5. The non-transitory computer-readable medium of claim 4, wherein the visualization approach includes one or more of a histogram, a bar chart, a pie chart, a plot, a line plot, a time series plot, a relationship map, a heat map, a geo-tagged or geo-location-based map, a three-dimensional map, an animation, a syntax-based plot, and a word-based plot.

6. The non-transitory computer-readable medium of claim 1, wherein the plurality of vectorization techniques includes direct vectorization, meta-enhanced vectorization and fuzzy vectorization.

7. The non-transitory computer-readable medium of claim 1, wherein the plurality of autoencoding techniques include sparse, denoising, contractive, and variational autoencoding.

8. The non-transitory computer-readable medium of claim 1, wherein the selected AI/ML model comprises a supervised machine learning model.

9. The non-transitory computer-readable medium of claim 8, wherein the model handler includes a hyperparameter selector module for enabling selection of parameters for execution of the selected supervised machine learning model including at least one of a learning rate, a number of epochs and a batch size.

10. A system for machine learning data generation and visualization comprising:

one or more processors, the processors having access to program instructions that when executed, generate the following modules:

a queue module configured to receive a data file pertaining to a problem to be addressed using a machine learning model;

a feature selector module configured to select features extracted from the data file;

a vectorizing module configured to generate vectorized feature data from the features selected by the feature selector module using a plurality of vectorization techniques;

a feature generation module configured to generate data features with reduced dimensionality from the vectorized feature data using a plurality of autoencoding techniques;

a model handler module configured to select an artificial intelligence/machine learning (AI/ML) model to analyze the data features with reduced dimensionality, to transmit the model for execution, and to receive the results of the execution of the selected AI/ML model;

a visualizer module configured to parse a dimensionality of the results obtained by the model handler module and to select a visualization approach for the obtained results based on the dimensionality; and

an output module configured to provide the results to a device for rendering the visualization approach selected by the visualizer module.

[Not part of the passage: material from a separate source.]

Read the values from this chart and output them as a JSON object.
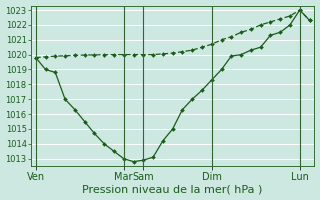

11. The system of claim 10, further comprising:

a recursive extractor module configured to recursively extract data embedded in the data file; and

a meta-data extractor module configured to extract metadata from the file and artifacts obtained from the recursive extractor module.

12. The system of claim 11 further comprising a query module configured to performing a query on a database based on the data in the file and extracted meta-data.

13. The system of claim 10, wherein the visualizer module is further configured to transform and structure the results of the execution of the selected AI/ML model for the selected visualization approach after selecting a visualization approach and before outputting the selected visualization of results.

14. The system of claim 13, wherein the visualization approach selected by the visualizer module includes one or more of a histogram, a bar chart, a pie chart, a plot, a line plot, a time series plot, a relationship map, a heat map, a geo-tagged or geo-location-based map, a three-dimensional map, an animation, a syntax-based plot, and a word-based plot.

15. The system of claim 10, wherein the vectorizer module is configured to vectorize feature data using direct vectorization, meta-enhanced vectorization and fuzzy vectorization.

16. The system of claim 10, wherein the feature generation module is configured to generate URL data features using sparse, denoising, contractive, and variational autoencoding.

17. The system of claim 10, wherein the selected AI/ML model selected by the model handler module comprises a supervised machine learning model.

18. The system of claim 13, wherein the model handler module includes a hyperparameter selector that is to receive parameters for execution of the selected supervised machine learning model including at least one of a learning rate, a number of epochs and a batch size.